There are three main conclusions that can be drawn from this revisiting of the temple issue. First, it is clear that the linguistic evidence supports the side of the debate that sees the temple scene as historical, as typified by Dr. Bryant Wood. Scholars such as J.L. McKenzie, who reject any historical components in the Samson narratives, tend to follow the line of thought that presumes that the Samson narratives originated as a profane folk tale. Furthermore, the religious elements in the narratives are seen as additions or insertions that were placed in the account in order to make Samson more acceptable to Yahwism. Archaeological discoveries, such as those at Tell Qasile, are beginning to call such sweeping presuppositions into question.
Secondly, it seems very likely that the story of the destruction of the Gaza temple was originated by an actual eyewitness or a narrator who lived in close proximity with the events. The Hebrew terms that constitute the key actions (Samson BENT POWERFULLY AND THE TEMPLE FELL…) all contain connotations of violent power. Moreover, the actions that are described are completely consistent with the findings at Tell Qasile. According to the excavated findings, the wooden pillars were held in place by the weight of the temple. To dislodge and set the pillars in motion would demand an immense surge of power. The term denoting the collapsing of the temple complements this description, as it is used in reference to the result of a violent act that brings about damage, destruction, and death. Therefore, these should be seen as complementary terms that are validated by the archaeological findings at Tell Qasile.

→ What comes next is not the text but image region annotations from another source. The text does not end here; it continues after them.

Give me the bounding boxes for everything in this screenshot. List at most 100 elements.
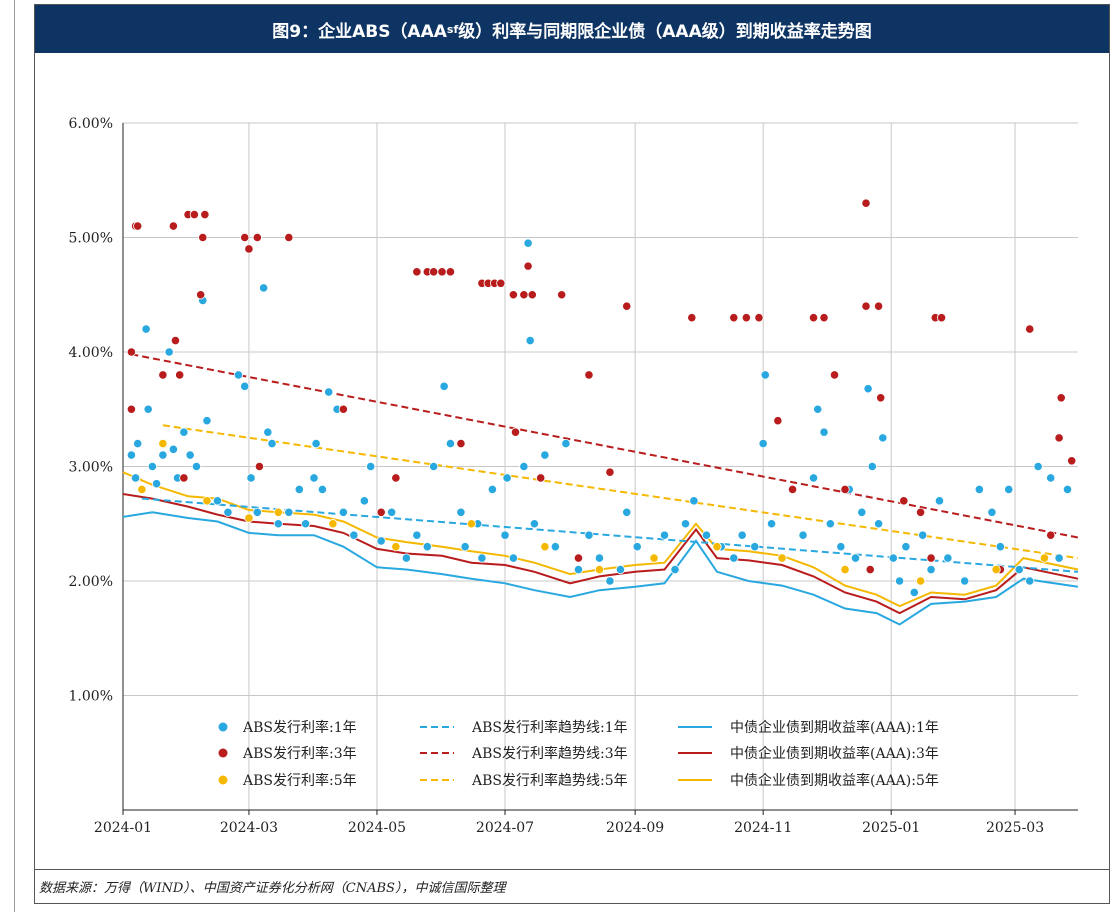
data-point (758, 438, 768, 449)
data-point (445, 267, 456, 277)
data-point (1056, 393, 1066, 403)
data-point (876, 393, 886, 403)
data-point (915, 507, 926, 517)
data-point (1046, 530, 1056, 540)
data-point (729, 313, 739, 323)
data-point (527, 290, 537, 300)
legend-label: 中债企业债到期收益率(AAA):3年 (730, 745, 939, 762)
data-point (143, 404, 153, 414)
x-tick-label: 2025-01 (862, 820, 920, 836)
title-suffix: 级）利率与同期限企业债（AAA级）到期收益率走势图 (458, 21, 872, 42)
data-point (960, 576, 970, 586)
data-point (267, 438, 277, 449)
data-point (401, 553, 411, 563)
data-point (760, 370, 770, 380)
data-point (1067, 456, 1077, 466)
data-point (894, 576, 905, 586)
data-point (584, 530, 594, 540)
figure-frame: 图9：企业ABS（AAA sf 级）利率与同期限企业债（AAA级）到期收益率走势图 … (34, 4, 1110, 904)
data-point (819, 427, 829, 437)
legend-marker-dot (218, 775, 228, 785)
data-point (376, 507, 386, 517)
data-point (737, 530, 747, 540)
data-point (874, 301, 884, 311)
data-point (754, 313, 764, 323)
data-point (808, 313, 819, 323)
data-point (594, 553, 605, 563)
data-point (798, 530, 808, 540)
data-point (867, 461, 877, 472)
data-point (487, 484, 498, 494)
data-point (874, 519, 884, 529)
data-point (670, 564, 680, 575)
data-point (133, 438, 143, 449)
data-point (324, 387, 334, 397)
data-point (158, 438, 168, 449)
data-point (632, 542, 642, 552)
data-point (151, 479, 162, 489)
legend-label: 中债企业债到期收益率(AAA):5年 (730, 772, 939, 789)
data-point (391, 542, 401, 552)
legend-label: ABS发行利率:5年 (242, 772, 357, 789)
data-point (185, 450, 195, 460)
data-point (622, 507, 632, 517)
data-point (391, 473, 401, 483)
data-point (338, 404, 348, 414)
y-tick-label: 1.00% (69, 689, 113, 705)
data-point (198, 232, 208, 243)
legend-label: ABS发行利率趋势线:1年 (471, 719, 628, 736)
data-point (202, 496, 212, 506)
data-point (196, 290, 206, 300)
data-point (376, 536, 386, 546)
data-point (246, 473, 256, 483)
data-point (212, 496, 223, 506)
data-point (137, 484, 147, 494)
x-tick-label: 2024-03 (220, 820, 278, 836)
data-point (273, 519, 283, 529)
data-point (294, 484, 304, 494)
data-point (1014, 564, 1024, 575)
data-point (456, 507, 466, 517)
data-point (840, 564, 850, 575)
x-tick-label: 2024-11 (734, 820, 792, 836)
data-point (233, 370, 244, 380)
data-point (189, 210, 199, 220)
data-point (605, 576, 615, 586)
data-point (888, 553, 898, 563)
data-point (918, 530, 928, 540)
data-point (926, 564, 936, 575)
data-point (496, 278, 506, 288)
data-point (164, 347, 174, 357)
data-point (500, 530, 510, 540)
x-tick-label: 2024-05 (348, 820, 406, 836)
data-point (502, 473, 512, 483)
data-point (901, 542, 911, 552)
data-point (523, 238, 533, 248)
data-point (252, 232, 262, 243)
data-point (259, 283, 269, 293)
data-point (284, 507, 294, 517)
source-note: 数据来源：万得（WIND）、中国资产证券化分析网（CNABS），中诚信国际整理 (39, 881, 506, 896)
figure-title: 图9：企业ABS（AAA sf 级）利率与同期限企业债（AAA级）到期收益率走势图 (35, 5, 1109, 53)
data-point (615, 564, 626, 575)
y-tick-label: 2.00% (69, 574, 113, 590)
data-point (510, 427, 521, 437)
data-point (649, 553, 659, 563)
data-point (936, 313, 947, 323)
data-point (130, 473, 141, 483)
data-point (158, 450, 168, 460)
data-point (1054, 433, 1064, 443)
data-point (829, 370, 840, 380)
data-point (594, 564, 605, 575)
data-point (519, 461, 529, 472)
data-point (508, 290, 518, 300)
data-point (687, 313, 697, 323)
data-point (1039, 553, 1050, 563)
legend-label: ABS发行利率:3年 (242, 745, 357, 762)
data-point (366, 461, 376, 472)
data-point (808, 473, 819, 483)
data-point (477, 553, 487, 563)
data-point (252, 507, 262, 517)
data-point (466, 519, 477, 529)
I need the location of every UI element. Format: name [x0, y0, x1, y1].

Thirdly, the combination of the findings at Tell Qasile and the specific wording of the text describing Samson’s final act validates the historicity of the temple tradition, if not the entire set of Samson narratives. The destruction of the temple at Tell Qasile has been dated to the early tenth century BC. Such a dating is consistent with the rise and fall of Philistine power, as they had a period of ascendancy before the monarchy and were defeated by David in the late 11th century BC. After this defeat the Philistines were no longer a powerful force in this region. Only one who lived in the time of the Judges or the early monarchy could have been familiar with the structure of Philistine temples. Defining the period of Philistine power as the era from the settlement to the early monarchy (ca. 1200–1000 BC) also helps to define the time period in which Samson lived. Because this temple account seems to have been generated by an eyewitness to the event, Samson could not have been the creation of storytellers or later Biblical authors.2 Therefore, it suggests that McKenzie’s assessment was in error. The world in which Samson lived was real and so was his strength.